We stayed at Fitzpatrick Family Castle several years ago and loved it. You can buy a multi-day Pass and use the light rail into Dublin. We did the Hop-on-Hop--off to get a feel for Dublin. They use to have a very good Sunday Brunch in the Castle. We were a few minutes early for the Brunch at got a walk through with the Chef. If you like woven goods then Avoca is a nice place to visit. You can spend days and days in Dublin.
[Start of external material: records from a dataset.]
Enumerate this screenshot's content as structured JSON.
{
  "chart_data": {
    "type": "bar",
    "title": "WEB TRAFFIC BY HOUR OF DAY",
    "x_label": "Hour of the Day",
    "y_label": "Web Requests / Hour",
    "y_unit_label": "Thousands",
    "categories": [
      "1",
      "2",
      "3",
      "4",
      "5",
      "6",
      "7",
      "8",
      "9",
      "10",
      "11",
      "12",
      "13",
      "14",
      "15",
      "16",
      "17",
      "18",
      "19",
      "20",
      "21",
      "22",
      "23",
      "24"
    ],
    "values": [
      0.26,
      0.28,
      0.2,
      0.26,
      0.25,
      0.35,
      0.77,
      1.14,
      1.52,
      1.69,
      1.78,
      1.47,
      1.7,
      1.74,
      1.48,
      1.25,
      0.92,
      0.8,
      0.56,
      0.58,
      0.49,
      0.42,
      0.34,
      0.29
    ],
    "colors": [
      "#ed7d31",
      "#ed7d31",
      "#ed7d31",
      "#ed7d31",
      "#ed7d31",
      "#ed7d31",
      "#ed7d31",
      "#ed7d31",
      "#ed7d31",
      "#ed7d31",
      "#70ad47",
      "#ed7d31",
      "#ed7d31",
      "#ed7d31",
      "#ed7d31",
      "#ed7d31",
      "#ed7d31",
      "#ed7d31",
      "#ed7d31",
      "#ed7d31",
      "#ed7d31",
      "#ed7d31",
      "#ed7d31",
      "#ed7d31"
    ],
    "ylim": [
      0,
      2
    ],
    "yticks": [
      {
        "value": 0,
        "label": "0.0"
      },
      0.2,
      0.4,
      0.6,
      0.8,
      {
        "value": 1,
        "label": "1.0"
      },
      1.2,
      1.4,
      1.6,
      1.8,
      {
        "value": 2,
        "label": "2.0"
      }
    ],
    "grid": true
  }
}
Plus at least one day in just Dalkey.


----------



## melissy123 (Feb 10, 2017)

This is so great.  Thank you Conan.  Will definitely use this on our trip next year.  Wish someone would do the same for the Scottish Highlands, where I do have something matched up.  Now waiting for the Fitzpatrick Castle to match up.


----------



## dsmrp (Feb 10, 2017)

Conan said:


> I'd overlooked this thread until now - - thanks for bringing it to life!
> 
> Great timing, since I'm putting together a plan for a visit this Fall.
> 
> ...



Thanks for the list; I haven't really started planning where I wanted to go, except Dublin and Waterford LOL.
I was thinking of taking a day trip down to Waterford to tour the crystal factory etc.
Does anyone recommend it?


----------



## Gracey (Feb 11, 2017)

If one doesn't have a car can you walk to the rail station from the Fitzpatrick?  Is there organized day tours you can take from there?


----------



## beejaybeeohio (Feb 12, 2017)

The staff at Fitzpatrick's are very helpful.  I suggest you contact them (info@FCHH.ie) with specific questions.
Here is website for Waterford: https://www.waterfordvisitorcentre.com/. We've not toured there but did enjoy the Swaroski factory tour in Austria.  You might combine a day trip to Waterford with Kilkenny.
I believe that organized day tours depart from Dublin, unless you book a private tour that can pick up/return to Fitzpatrick's


----------



## geist1223 (Feb 12, 2017)

We both walked to the Lighthouse Rail and drove. The walk ba c know up the hill can be a challenge for anyone with Mobility issues. Parking near the Station can be a challenge. We only took one tour and it picked us up at Fitzpatrick.


----------



## dsmrp (Feb 13, 2017)

beejaybeeohio said:


> The staff at Fitzpatrick's are very helpful.  I suggest you contact them (info@FCHH.ie) with specific questions.
> Here is website for Waterford: https://www.waterfordvisitorcentre.com/. We've not toured there but did enjoy the Swaroski factory tour in Austria.  You might combine a day trip to Waterford with Kilkenny.
> I believe that organized day tours depart from Dublin, unless you book a private tour that can pick up/return to Fitzpatrick's



Thanks for the info. Looking at website, I do want to go to Waterford for the tour.
DH rolls his eyes  LOL, cause he knows I'll want to get their 'breakable' stuff for him to hand carry back to the states.


----------



## silentg (Feb 14, 2017)

They will ship it home that is what we did.


----------



## silentg (Feb 14, 2017)

My week is available for rent this year Week 23 Corrib2 June 10-17. The resort is handling the rental
Fitzpatrickscastleholidayhomes.
Silentg


----------



## Gracey (Feb 14, 2017)

Thanks for the info!


----------



## geist1223 (Feb 14, 2017)

When buying Waterford double check and make sure it is Waterford made in Ireland and not Eastern Europe. Several years ago Waterfird went into Receivership (Bankruptcy in the USA). A group of Investors primarily from New York bought the name and formula for the chrystal. They move the primary manufactoring to Eastern Europe. Some of the manufactoring has mover back to Waterford Ireland.


----------



## dsmrp (Feb 16, 2017)

geist1223 said:


> When buying Waterford double check and make sure it is Waterford made in Ireland and not Eastern Europe. Several years ago Waterfird went into Receivership (Bankruptcy in the USA). A group of Investors primarily from New York bought the name and formula for the chrystal. They move the primary manufactoring to Eastern Europe. Some of the manufactoring has mover back to Waterford Ireland.



Thanks, did not know this...


----------